Víctor Esquirol (Festival de Berlín)

Manto de gemas, largometraje de debut de Natalia López como directora, guionista y productora, arranca con lo que bien podría ser una escena descartada del film en el que la vimos despuntar como actriz. En Nuestro tiempo, la montadora de títulos clave de Amat Escalante, Lisandro Alonso o Carlos Reygadas interpretaba a la mujer de este último, en lo que suponía un drama romántico (o terapia de shock de pareja) donde la ficción arrollaba a la realidad, y cuyo desgarro se iniciaba a partir del ombligo, punto cardinal que nunca se perdía de vista. Por su parte, Manto de gemas se abre con la espectacular toma de un árbol cuya silueta se va perfilando y definiendo con la luz naciente de un nuevo día. Imponente espectáculo de la naturaleza que muy pronto se ve perturbado por la acción humana: de repente, un hombre entra en escena, armado con un machete que blande furiosamente para despejar el camino de maleza. Pero el interés está en otro sitio, en el interior acristalado de una casa con vistas al árbol. Ahora, vemos a otra pareja que, como sucedía en el film de Reygadas, no arranca. Las embestidas con las que él se relaciona con ella no son más que el intento, por parte del semental, de reanimar su maltrecha virilidad. Dos secuencias para una misma escena; dos mundos, si se prefiere, hermanados por las pulsiones violentas que flotan entre ambos.

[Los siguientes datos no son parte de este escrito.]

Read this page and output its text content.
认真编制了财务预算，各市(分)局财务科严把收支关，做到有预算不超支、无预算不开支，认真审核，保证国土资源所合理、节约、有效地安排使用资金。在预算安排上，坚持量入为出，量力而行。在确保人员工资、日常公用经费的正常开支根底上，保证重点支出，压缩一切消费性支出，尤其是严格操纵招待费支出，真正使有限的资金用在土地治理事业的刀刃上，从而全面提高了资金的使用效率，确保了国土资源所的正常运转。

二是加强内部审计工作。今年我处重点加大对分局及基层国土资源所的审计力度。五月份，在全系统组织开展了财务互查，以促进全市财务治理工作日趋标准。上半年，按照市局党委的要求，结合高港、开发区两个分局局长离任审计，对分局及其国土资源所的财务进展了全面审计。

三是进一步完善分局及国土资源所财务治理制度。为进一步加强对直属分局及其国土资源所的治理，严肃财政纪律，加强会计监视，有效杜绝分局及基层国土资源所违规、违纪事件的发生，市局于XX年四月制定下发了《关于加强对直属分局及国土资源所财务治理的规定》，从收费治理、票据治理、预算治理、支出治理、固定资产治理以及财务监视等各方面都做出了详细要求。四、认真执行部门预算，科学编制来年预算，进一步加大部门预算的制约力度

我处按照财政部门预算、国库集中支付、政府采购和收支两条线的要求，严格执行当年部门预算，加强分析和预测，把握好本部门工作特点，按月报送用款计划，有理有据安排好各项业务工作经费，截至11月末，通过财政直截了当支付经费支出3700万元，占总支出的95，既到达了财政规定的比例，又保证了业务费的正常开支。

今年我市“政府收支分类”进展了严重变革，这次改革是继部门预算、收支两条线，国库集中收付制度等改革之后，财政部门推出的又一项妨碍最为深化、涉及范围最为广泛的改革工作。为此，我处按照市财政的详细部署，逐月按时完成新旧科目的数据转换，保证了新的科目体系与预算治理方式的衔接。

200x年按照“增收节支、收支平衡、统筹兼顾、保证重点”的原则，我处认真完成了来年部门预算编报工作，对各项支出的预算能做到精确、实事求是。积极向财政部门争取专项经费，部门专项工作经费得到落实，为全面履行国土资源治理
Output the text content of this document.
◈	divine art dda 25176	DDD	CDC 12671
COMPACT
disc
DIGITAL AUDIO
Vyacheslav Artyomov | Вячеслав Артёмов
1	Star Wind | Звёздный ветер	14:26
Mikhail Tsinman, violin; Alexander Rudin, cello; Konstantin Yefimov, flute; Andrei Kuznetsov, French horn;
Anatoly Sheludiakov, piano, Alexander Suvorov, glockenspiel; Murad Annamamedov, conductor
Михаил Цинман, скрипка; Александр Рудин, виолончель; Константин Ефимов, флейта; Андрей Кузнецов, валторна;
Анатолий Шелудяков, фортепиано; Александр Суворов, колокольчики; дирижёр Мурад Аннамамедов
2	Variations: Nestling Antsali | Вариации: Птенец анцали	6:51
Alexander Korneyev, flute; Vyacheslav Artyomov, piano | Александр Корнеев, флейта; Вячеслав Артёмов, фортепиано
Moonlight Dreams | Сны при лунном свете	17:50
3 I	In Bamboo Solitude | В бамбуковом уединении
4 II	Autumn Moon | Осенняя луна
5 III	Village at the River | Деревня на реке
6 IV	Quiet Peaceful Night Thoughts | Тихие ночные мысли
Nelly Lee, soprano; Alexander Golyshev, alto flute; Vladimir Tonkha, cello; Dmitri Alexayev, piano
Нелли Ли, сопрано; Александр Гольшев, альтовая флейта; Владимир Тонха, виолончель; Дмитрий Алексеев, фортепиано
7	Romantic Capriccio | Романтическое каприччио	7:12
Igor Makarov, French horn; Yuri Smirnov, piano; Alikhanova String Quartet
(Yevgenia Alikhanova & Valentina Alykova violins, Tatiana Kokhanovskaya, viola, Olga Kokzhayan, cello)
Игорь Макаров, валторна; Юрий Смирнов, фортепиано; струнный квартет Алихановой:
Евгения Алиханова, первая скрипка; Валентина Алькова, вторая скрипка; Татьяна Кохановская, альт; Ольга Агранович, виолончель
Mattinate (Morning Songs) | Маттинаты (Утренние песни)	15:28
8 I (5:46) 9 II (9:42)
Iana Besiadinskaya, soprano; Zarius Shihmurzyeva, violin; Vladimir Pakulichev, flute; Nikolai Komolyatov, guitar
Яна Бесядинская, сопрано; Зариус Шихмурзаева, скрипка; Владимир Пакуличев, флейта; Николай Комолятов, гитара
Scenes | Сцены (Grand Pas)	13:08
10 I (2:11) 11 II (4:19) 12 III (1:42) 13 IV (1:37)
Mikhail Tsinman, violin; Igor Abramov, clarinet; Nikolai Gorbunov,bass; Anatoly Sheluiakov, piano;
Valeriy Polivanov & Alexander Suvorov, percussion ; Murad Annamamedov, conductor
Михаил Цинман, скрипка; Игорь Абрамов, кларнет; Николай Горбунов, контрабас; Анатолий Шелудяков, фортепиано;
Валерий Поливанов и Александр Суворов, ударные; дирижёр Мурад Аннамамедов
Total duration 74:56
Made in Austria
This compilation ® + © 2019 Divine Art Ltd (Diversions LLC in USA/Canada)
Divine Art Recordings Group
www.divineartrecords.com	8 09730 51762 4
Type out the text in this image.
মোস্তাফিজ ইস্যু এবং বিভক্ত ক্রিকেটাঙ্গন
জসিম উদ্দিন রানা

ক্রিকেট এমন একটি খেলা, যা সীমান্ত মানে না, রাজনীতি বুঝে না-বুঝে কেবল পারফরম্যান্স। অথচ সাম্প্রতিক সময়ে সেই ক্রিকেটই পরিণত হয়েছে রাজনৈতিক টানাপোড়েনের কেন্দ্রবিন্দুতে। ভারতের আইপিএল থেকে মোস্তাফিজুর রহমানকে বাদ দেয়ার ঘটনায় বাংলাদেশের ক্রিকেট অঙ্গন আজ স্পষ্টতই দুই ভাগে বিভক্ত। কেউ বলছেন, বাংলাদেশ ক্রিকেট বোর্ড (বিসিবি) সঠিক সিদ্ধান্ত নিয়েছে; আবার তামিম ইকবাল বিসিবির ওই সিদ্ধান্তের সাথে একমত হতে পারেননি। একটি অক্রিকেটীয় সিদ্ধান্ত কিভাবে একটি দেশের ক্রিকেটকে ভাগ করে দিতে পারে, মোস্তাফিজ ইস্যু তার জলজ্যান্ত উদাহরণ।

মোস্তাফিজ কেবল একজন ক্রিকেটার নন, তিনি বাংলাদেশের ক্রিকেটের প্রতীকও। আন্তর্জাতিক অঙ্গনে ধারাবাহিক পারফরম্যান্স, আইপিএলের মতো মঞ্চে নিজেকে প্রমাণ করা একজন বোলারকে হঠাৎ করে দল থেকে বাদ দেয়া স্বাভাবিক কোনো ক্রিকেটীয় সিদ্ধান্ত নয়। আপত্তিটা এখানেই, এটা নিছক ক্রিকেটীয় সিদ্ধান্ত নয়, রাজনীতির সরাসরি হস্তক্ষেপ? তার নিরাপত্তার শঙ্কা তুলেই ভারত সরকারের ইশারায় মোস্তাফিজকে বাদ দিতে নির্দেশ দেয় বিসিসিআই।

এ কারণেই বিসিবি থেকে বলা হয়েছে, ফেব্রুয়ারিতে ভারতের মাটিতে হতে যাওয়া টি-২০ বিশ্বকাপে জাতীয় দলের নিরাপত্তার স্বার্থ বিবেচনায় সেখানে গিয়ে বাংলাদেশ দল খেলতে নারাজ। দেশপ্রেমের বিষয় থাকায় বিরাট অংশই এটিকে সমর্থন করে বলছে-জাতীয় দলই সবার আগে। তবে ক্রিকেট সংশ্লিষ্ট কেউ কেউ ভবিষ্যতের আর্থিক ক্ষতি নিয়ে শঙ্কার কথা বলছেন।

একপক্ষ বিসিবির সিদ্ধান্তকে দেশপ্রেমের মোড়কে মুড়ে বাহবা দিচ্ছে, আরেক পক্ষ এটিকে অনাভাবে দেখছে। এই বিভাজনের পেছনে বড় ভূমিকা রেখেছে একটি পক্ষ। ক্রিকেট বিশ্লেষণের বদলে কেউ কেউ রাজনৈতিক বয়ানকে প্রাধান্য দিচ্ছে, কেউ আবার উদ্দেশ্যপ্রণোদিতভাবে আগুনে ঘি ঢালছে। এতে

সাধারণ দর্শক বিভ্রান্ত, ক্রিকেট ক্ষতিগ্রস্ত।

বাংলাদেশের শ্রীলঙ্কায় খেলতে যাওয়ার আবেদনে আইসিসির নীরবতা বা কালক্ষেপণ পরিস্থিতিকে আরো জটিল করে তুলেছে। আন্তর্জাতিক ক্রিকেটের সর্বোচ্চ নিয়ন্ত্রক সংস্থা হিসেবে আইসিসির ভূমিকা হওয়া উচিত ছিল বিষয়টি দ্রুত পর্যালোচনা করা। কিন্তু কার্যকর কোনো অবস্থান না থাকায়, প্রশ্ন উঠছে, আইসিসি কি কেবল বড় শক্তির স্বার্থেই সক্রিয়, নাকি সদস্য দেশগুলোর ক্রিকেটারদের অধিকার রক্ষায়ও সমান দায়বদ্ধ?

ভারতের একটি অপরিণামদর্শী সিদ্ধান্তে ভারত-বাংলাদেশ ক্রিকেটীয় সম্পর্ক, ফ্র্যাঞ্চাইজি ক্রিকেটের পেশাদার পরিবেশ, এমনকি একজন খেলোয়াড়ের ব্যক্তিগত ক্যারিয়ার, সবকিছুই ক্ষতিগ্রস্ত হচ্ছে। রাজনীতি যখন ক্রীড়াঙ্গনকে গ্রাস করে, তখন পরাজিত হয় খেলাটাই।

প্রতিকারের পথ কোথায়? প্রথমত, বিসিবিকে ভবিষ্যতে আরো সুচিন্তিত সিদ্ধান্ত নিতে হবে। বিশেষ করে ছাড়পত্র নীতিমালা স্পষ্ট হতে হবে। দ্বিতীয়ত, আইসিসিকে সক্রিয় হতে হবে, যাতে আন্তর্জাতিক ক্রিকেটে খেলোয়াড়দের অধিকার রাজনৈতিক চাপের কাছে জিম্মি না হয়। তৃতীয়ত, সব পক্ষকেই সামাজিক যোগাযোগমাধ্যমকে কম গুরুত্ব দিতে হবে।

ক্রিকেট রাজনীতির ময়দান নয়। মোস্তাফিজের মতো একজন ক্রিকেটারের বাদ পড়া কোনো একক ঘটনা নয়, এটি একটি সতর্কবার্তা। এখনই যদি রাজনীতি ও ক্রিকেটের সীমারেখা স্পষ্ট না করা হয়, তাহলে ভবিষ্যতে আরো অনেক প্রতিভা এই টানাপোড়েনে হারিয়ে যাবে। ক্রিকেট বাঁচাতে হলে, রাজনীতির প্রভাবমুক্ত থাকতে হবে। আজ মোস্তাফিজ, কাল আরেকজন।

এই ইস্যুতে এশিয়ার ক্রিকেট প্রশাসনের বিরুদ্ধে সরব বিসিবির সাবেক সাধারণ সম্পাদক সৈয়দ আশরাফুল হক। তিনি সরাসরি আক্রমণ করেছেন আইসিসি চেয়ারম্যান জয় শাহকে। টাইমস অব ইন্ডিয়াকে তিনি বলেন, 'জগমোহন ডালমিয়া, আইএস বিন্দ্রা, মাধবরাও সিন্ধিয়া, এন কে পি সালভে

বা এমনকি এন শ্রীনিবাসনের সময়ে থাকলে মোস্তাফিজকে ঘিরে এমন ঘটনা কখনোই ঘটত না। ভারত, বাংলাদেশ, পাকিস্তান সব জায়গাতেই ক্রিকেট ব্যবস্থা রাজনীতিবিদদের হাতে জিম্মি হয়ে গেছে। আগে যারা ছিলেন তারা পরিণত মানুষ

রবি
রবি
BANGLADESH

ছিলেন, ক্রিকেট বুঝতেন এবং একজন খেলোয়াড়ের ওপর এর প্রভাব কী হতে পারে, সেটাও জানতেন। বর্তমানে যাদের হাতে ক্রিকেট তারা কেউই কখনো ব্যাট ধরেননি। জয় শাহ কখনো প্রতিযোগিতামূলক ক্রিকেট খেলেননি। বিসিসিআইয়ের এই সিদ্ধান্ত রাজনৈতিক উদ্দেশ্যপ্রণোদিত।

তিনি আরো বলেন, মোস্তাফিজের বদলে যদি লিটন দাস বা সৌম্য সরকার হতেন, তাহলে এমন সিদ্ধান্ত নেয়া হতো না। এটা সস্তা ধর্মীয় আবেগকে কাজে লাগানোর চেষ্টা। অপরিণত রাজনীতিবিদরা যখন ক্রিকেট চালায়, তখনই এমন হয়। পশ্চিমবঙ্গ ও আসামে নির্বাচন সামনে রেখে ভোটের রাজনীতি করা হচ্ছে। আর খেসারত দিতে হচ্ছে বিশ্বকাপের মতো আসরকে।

La carta de presentación es también una declaración de intenciones que se extiende a lo largo de las dos horas de metraje. En este tiempo, la cámara se comporta como un ser omnipresente cuya mirada se va expandiendo casi por transmisión. Al principio del film, este modus operandi se presenta como una extraña manifestación sobrenatural. Una de las hijas del hombre que no puede (o no quiere) satisfacer a su mujer se abraza a él, preguntándole si todo va a salir bien. La respuesta es afirmativa, pero las evidencias apuntan lo contrario, y el desconcierto se resuelve con una mirada a cámara de la hija. El padre, que repara en el extraño comportamiento de la cría, trata de entender qué es lo que la intranquiliza, e intenta ver lo que ve ella, pero no lo consigue. Un contraplano nos pone en su punto de visa, que nos aporta una privilegiada panorámica de la nada.

La elusión es, como sucede con el cine de Lorenzo Vigas, la herramienta con la que López se relaciona con el mundo. Tanto en lo visual (donde es constante el uso del fuera de cuadro, y donde el escorzo parece sustituir al primer plano) como en la escritura del guion, se impone la frustración de nunca alcanzar a ver (o escuchar) aquello que deseamos saber. La mujer y el jardinero del principio se encuentran ahora en un diálogo que nunca acaba de materializar sus verdaderas intenciones: “Necesito que haga algo por mí”, pide ella, “Pero es que no puede ser…”, responde él, “Reconsidérelo, por favor”, sigue ella. Conversaciones con información omitida, encuadres que recortan lo que anhelamos mirar, sombras que se mueven en la sombra… Manto de gemas aborda la violencia en el México rural trabajando sobre lo que no alcanzamos a ver, pero también a través del retrato social tan coral como transversal. Privilegiados y desfavorecidos, decadencia y avaricia, policías y soldados del narcotráfico, jardineros y propietarias de grandes fincas.

El problema con el depurado, casi virtuoso, planteamiento formal de Manto de gemas es que su carácter elusivo se revela aquí como una maniobra de distanciamiento para con el objeto de estudio, que queda a merced de pulsiones coreografiadas y otros gestos “artísticos”. El realismo mágico como desvío estético, el impresionismo como puntal para la impresión de que no hay esperanza, el drama social, una vez más, como carnaza para un cine de la crueldad.